Creo que ninguno de los candidatos españoles habían visto detenidamente el viejo debate. La clave fue la cercanía. J.F. Kennedy ganó porque los espectadores creyeron que les estaba hablando individualmente a ellos. A sus sueños. A sus aspiraciones. A sus temores. Nixon quiso demostrar que sabía más, sólo eso.
Ninguno de los aspirantes del debate de El País consiguió que yo pensara que me estaban hablando a mí. Lo que hace único a un actor es la sensación de que se cree lo que está diciendo como si lo dijera él. Y eso no ocurre en España.
Albert Rivera me resulta insoportablemente impecable. Quizá es el que consigue más sensación de autenticidad. Aguanta bien el agotamiento de múltiples apariciones; su novedad todavía no es totalmente impostada. Tiene futuro, porque es el que más humano parece. Pero de tanto repetir lo mismo, en letanías asonantes, sin variaciones en la cadencia o la entonación, me parece un poco lorito. A mí ya me aburre porque no espero nada que no conozca.
Pedro Sánchez, con su sempiterna americana dos tallas más corta, me parece un meritorio. Implora ayuda sólo para que no le lapiden en su propio partido. Invoca la marca PSOE como garantía, pero el partido no se ha recuperado de su declive. Sabe que es su última oportunidad y eso le genera ansiedad.
Pablo Iglesias es descarado, lo digo con un poco de admiración. Tiene la ventaja de que no se ajusta a precisión alguna. Es un cínico en el sentido griego de la palabra. Puede defender una cosa y la contraria con enorme habilidad. Y si tiene que poner a Zapatero como ejemplo lo hace con naturalidad, pero sólo para darle una puñalada a Pedro Sánchez.
Suelta los dardos sin saber si son ciertos. Coloca a Trinidad Jiménez en Telefónica con el mismo desparpajo que Monedero, que insinúa que Rivera esnifa cocaína. Todo vale porque casi nadie comprueba que una cosa sea falsa. ¿Para qué someterse a la verdad si la mentira no pasa factura?
Recuerdo ahora la espontaneidad de la película Camino a Casa. Cada personaje se muestra como es. Hay un enorme respeto generacional y cada personaje escucha al otro, guarda silencio para analizar lo que le han dicho. Y la escena en la que un artesano reconstruye un cuenco de cerámica es la evocación del respeto que merece cada cosa si tiene quien la aprecie.
¿Alguien recuerda un debate en España en el que uno de los participantes deje la mínima posibilidad de que otro le convenza?

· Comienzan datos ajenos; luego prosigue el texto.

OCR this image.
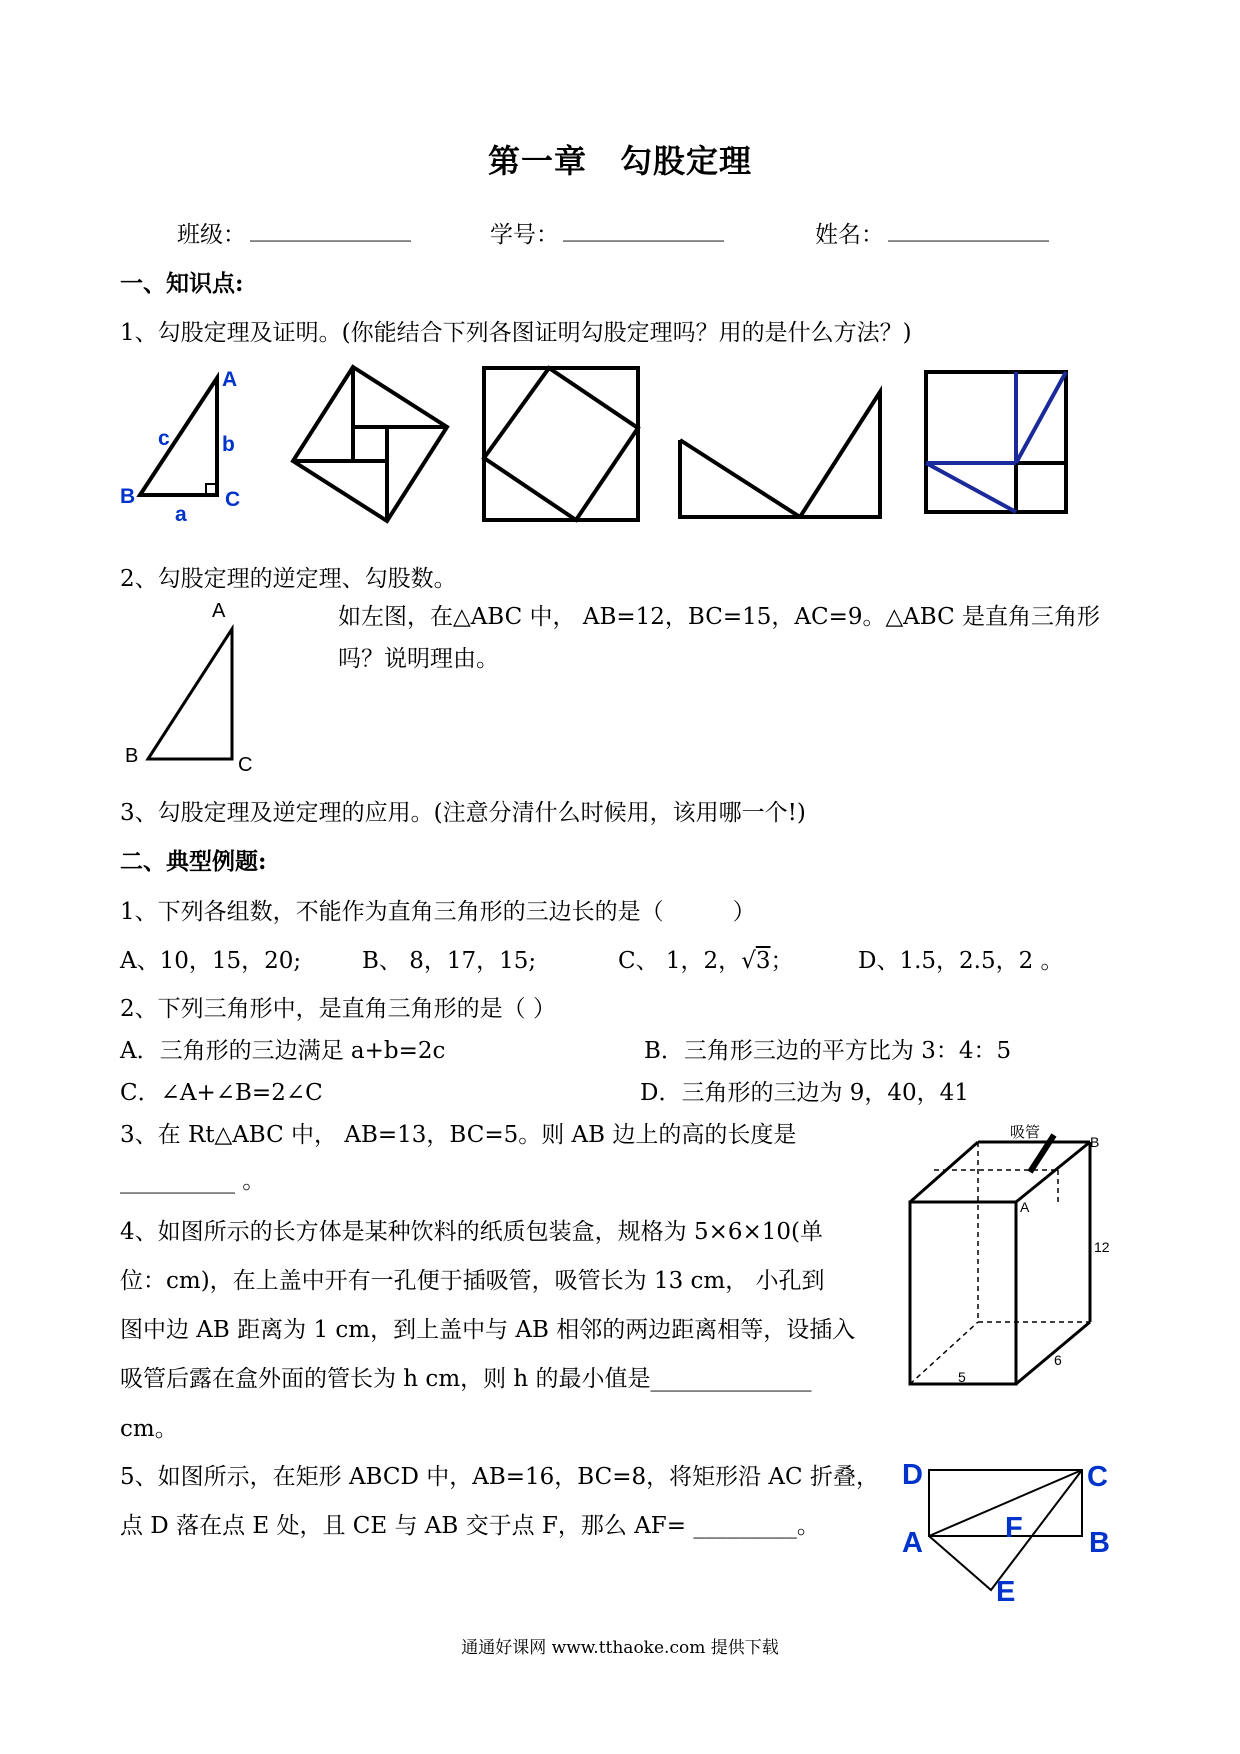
第一章　勾股定理
班级： ______________	学号： ______________	姓名： ______________
一、知识点:
1、勾股定理及证明。(你能结合下列各图证明勾股定理吗？用的是什么方法？)
A
b
c
B
a
C
A
B	C
吸管
B
A
12
6
5
D	C
A	F B
E
2、勾股定理的逆定理、勾股数。
如左图，在△ABC 中， AB=12，BC=15，AC=9。△ABC 是直角三角形
吗？说明理由。
3、勾股定理及逆定理的应用。(注意分清什么时候用，该用哪一个!)
二、典型例题:
1、下列各组数，不能作为直角三角形的三边长的是（　　　）
A、10，15，20;	B、 8，17，15;	C、 1，2，√3；	D、1.5，2.5，2 。
2、下列三角形中，是直角三角形的是（ ）
A．三角形的三边满足 a+b=2c	B．三角形三边的平方比为 3：4：5
C．∠A+∠B=2∠C	D．三角形的三边为 9，40，41
3、在 Rt△ABC 中， AB=13，BC=5。则 AB 边上的高的长度是
__________ 。
4、如图所示的长方体是某种饮料的纸质包装盒，规格为 5×6×10(单
位：cm)，在上盖中开有一孔便于插吸管，吸管长为 13 cm， 小孔到
图中边 AB 距离为 1 cm，到上盖中与 AB 相邻的两边距离相等，设插入
吸管后露在盒外面的管长为 h cm，则 h 的最小值是______________
cm。
5、如图所示，在矩形 ABCD 中，AB=16，BC=8，将矩形沿 AC 折叠，
点 D 落在点 E 处，且 CE 与 AB 交于点 F，那么 AF= _________。
通通好课网 www.tthaoke.com 提供下载
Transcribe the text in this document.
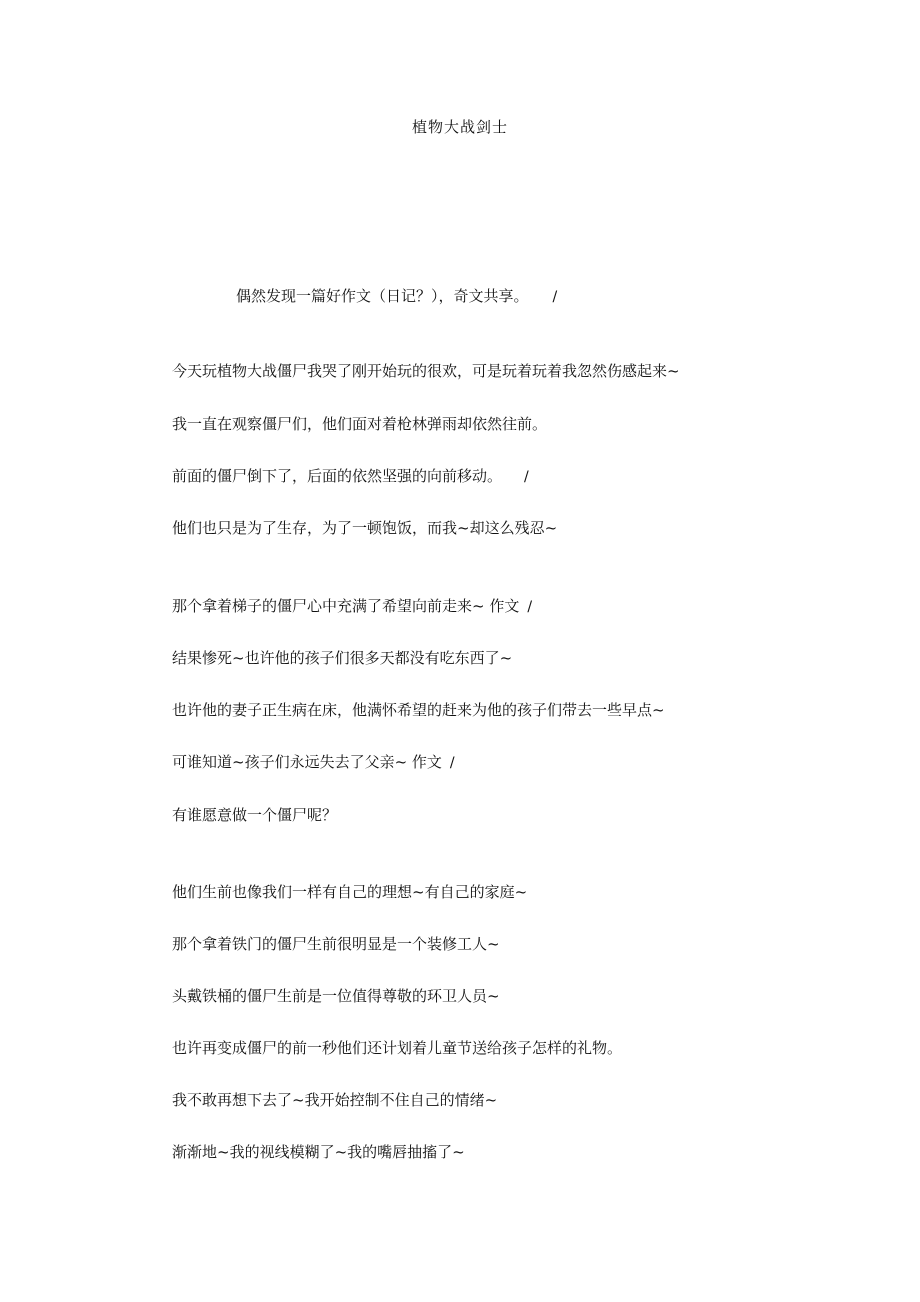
植物大战剑士
偶然发现一篇好作文（日记？），奇文共享。 /
今天玩植物大战僵尸我哭了刚开始玩的很欢，可是玩着玩着我忽然伤感起来~
我一直在观察僵尸们，他们面对着枪林弹雨却依然往前。
前面的僵尸倒下了，后面的依然坚强的向前移动。 /
他们也只是为了生存，为了一顿饱饭，而我~却这么残忍~
那个拿着梯子的僵尸心中充满了希望向前走来~ 作文 /
结果惨死~也许他的孩子们很多天都没有吃东西了~
也许他的妻子正生病在床，他满怀希望的赶来为他的孩子们带去一些早点~
可谁知道~孩子们永远失去了父亲~ 作文 /
有谁愿意做一个僵尸呢？
他们生前也像我们一样有自己的理想~有自己的家庭~
那个拿着铁门的僵尸生前很明显是一个装修工人~
头戴铁桶的僵尸生前是一位值得尊敬的环卫人员~
也许再变成僵尸的前一秒他们还计划着儿童节送给孩子怎样的礼物。
我不敢再想下去了~我开始控制不住自己的情绪~
渐渐地~我的视线模糊了~我的嘴唇抽搐了~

No tengo criterio científico para saber quién ganó el debate de El País. Tampoco para saber si cambió alguna decisión de voto. Sólo siento nostalgia de un país que admire a sus políticos. No por su habilidad sino por su inteligencia, su honestidad y su credibilidad.
Me parece que elegir el voto va a ser un detallado ejercicio de descarte entre todos los candidatos. Entusiasmo, poco; casi ninguno. Pero tenemos que jugar con las cartas de nuestra baraja.